Troubleshoot Intermittent HTTP 503 Code Failures

There are cases where API calls or cray command invocations will fail (sometimes intermittently) with an HTTP 503 error code. In the event that this occurs, attempt to remediate the issue by taking the following actions, according to specific error codes found in the pod or Envoy container log.

(ncn-mw#) The Envoy container is typically named istio-proxy, and it runs as a sidecar for pods that are part of the Istio mesh. For pods with this sidecar, the logs can be viewed by running a command similar to the following:

kubectl logs <podname> -n <namespace> -c istio-proxy | grep 503

For general Kubernetes troubleshooting information, including more information on viewing pod logs, see Kubernetes troubleshooting topics.

This page is broken into different sections, based on the errors found in the log.

UF,URX with TLS error

Symptom (UF,URX with TLS error)

[2022-05-10T16:27:29.232Z] "POST /apis/hbtd/hmi/v1/heartbeat HTTP/2" 503 UF,URX "-" "TLS error: Secret is not supplied by SDS"

Description (UF,URX with a TLS error)

Envoy containers can occasionally get into this state when NCNs are being rebooted or upgraded, as well as when many deployments are being created.

Remediation (UF,URX with a TLS error)

(ncn-mw#) Do a Kubernetes delete or rolling restart:

  • If it is a single replica, then delete the pod.

  • If it is part of a multiple replica exhibiting the issue, then perform a rolling restart of the deployment or StatefulSet.

    Here is an example of how to do that for the istio-ingressgateway deployment in the istio-system namespace.

    1. Initiate a rolling restart of the deployment.

      kubectl rollout restart -n istio-system deployment istio-ingressgateway
      
    2. Wait for the restart to complete.

      kubectl rollout status -n istio-system deployment istio-ingressgateway
      

Once the roll out is complete, or the new pod is running, then the HTTP 503 message should clear.

To ensure there are no further pods in this state you may run this script:

/usr/share/doc/csm/scripts/operations/known-issues.sh

If any pods are still affected by this specific issue the script will provide a list of kubectl delete commands that will need to be run.

UAEX

Symptom (UAEX)

[2022-06-24T14:16:27.229Z] "POST /apis/hbtd/hmi/v1/heartbeat HTTP/2" 503 UAEX "-" 131 0 30 - "10.34.0.0" "-" "1797b0d3-56f0-4674-8cf2-a8a61f9adaea" "api-gw-service-nmn.local" "-" - - 10.40.0.29:443 10.34.0.0:15995 api-gw-service-nmn.local -

Description (UAEX)

This error code typically indicates an issue with the authorization service (for example, Spire or OPA).

Remediation (UAEX)

  1. (ncn-mw#) Initiate a rolling restart of Spire and OPA.

    kubectl rollout restart -n spire statefulset spire-postgres spire-server
    kubectl rollout restart -n spire daemonset spire-agent request-ncn-join-token
    kubectl rollout restart -n spire deployment spire-jwks spire-postgres-pooler
    kubectl rollout restart -n opa deployment cray-opa-ingressgateway cray-opa-ingressgateway-hmn
    kubectl rollout restart -n opa deployment cray-opa-ingressgateway-customer-admin cray-opa-ingressgateway-customer-user
    
  2. (ncn-mw#) Wait for all of the restarts to complete.

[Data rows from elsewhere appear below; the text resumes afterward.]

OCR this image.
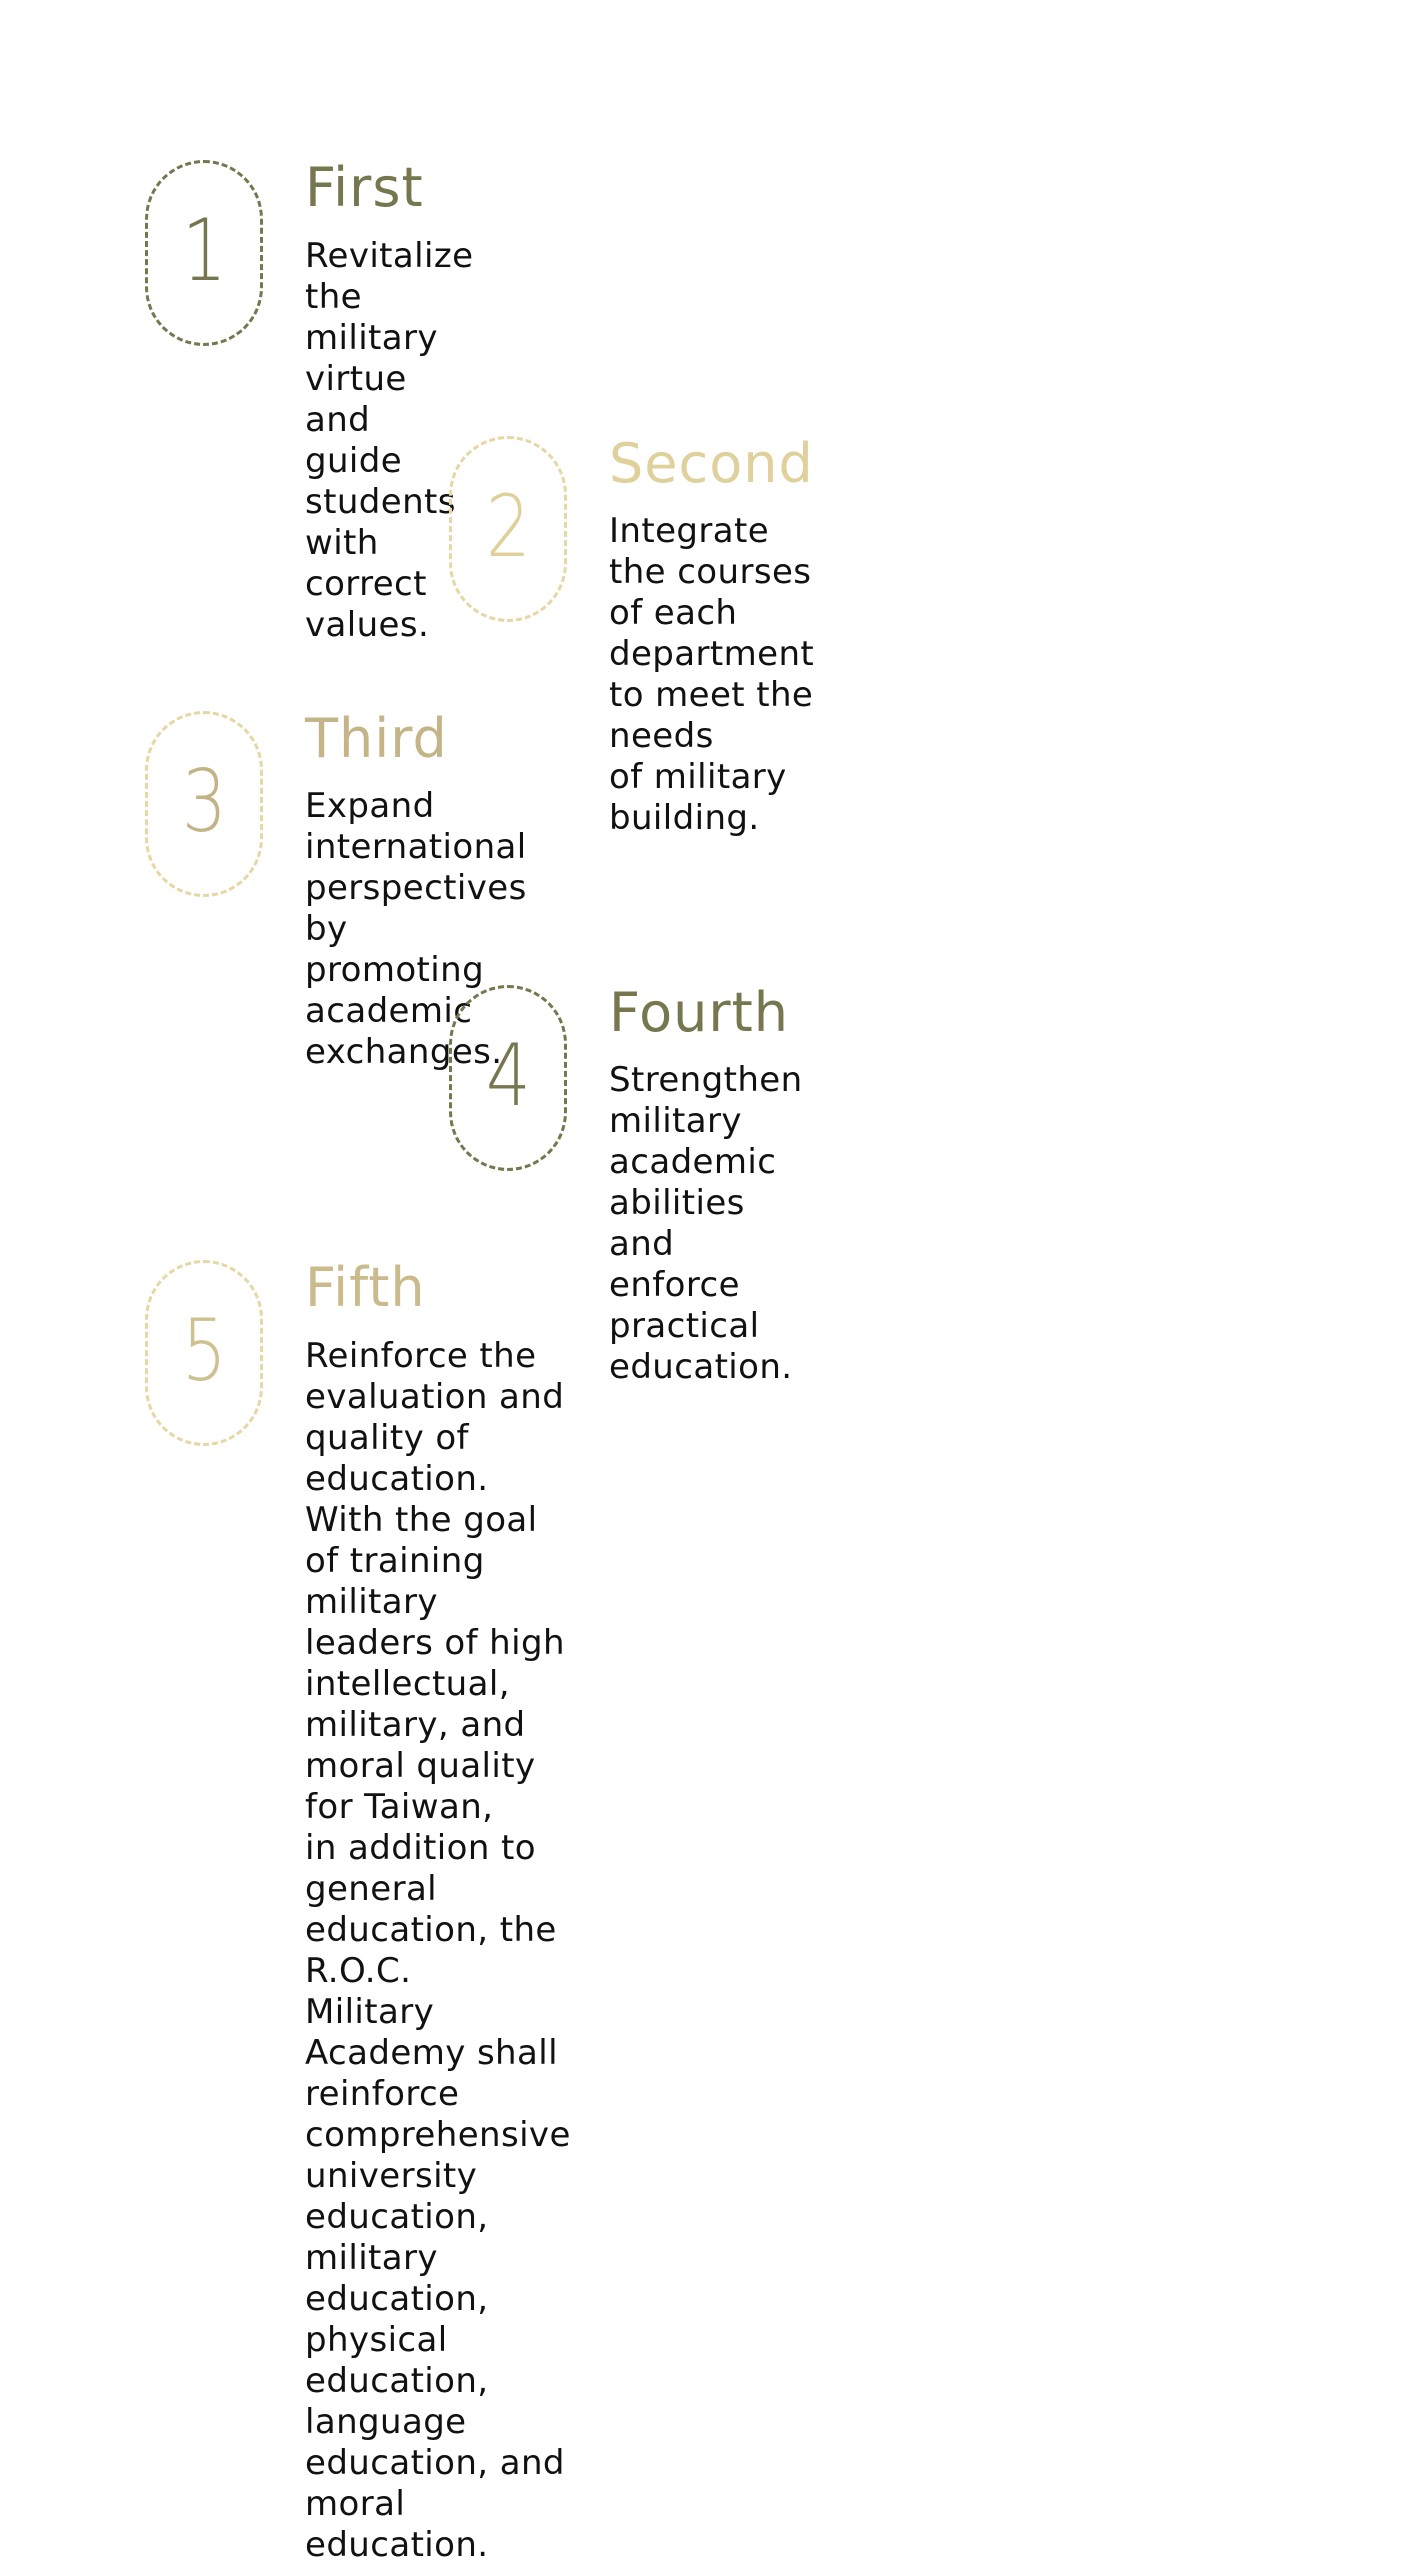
1
First
Revitalize the military virtue and
guide students with correct values.
2
Second
Integrate the courses of each
department to meet the needs
of military building.
3
Third
Expand international perspectives
by promoting academic exchanges.
4
Fourth
Strengthen military academic
abilities and enforce practical
education.
5
Fifth
Reinforce the evaluation and quality of education.
With the goal of training military leaders of high
intellectual, military, and moral quality for Taiwan,
in addition to general education, the R.O.C.
Military Academy shall reinforce comprehensive
university education, military education, physical
education, language education, and moral
education.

    kubectl rollout status -n spire statefulset spire-postgres
    kubectl rollout status -n spire statefulset spire-server
    kubectl rollout status -n spire daemonset spire-agent
    kubectl rollout status -n spire daemonset request-ncn-join-token
    kubectl rollout status -n spire deployment spire-jwks
    kubectl rollout status -n spire deployment spire-postgres-pooler
    kubectl rollout status -n opa deployment cray-opa-ingressgateway
    kubectl rollout status -n opa deployment cray-opa-ingressgateway-hmn
    kubectl rollout status -n opa deployment cray-opa-ingressgateway-customer-admin
    kubectl rollout status -n opa deployment cray-opa-ingressgateway-customer-user
    

Once the restarts are all complete, the HTTP 503 message should clear.

Other error codes

Although the above codes are most common, various other issues such as networking or application errors can cause different errors in the pod or sidecar logs. Refer to the Envoy access log documentation for a list of possible Envoy response flags. In general, running a rolling restart of the application itself to see if it clears the error is a good practice. If that does not resolve the problem, then an understanding of what the error message or response flag means is required to further troubleshoot the issue.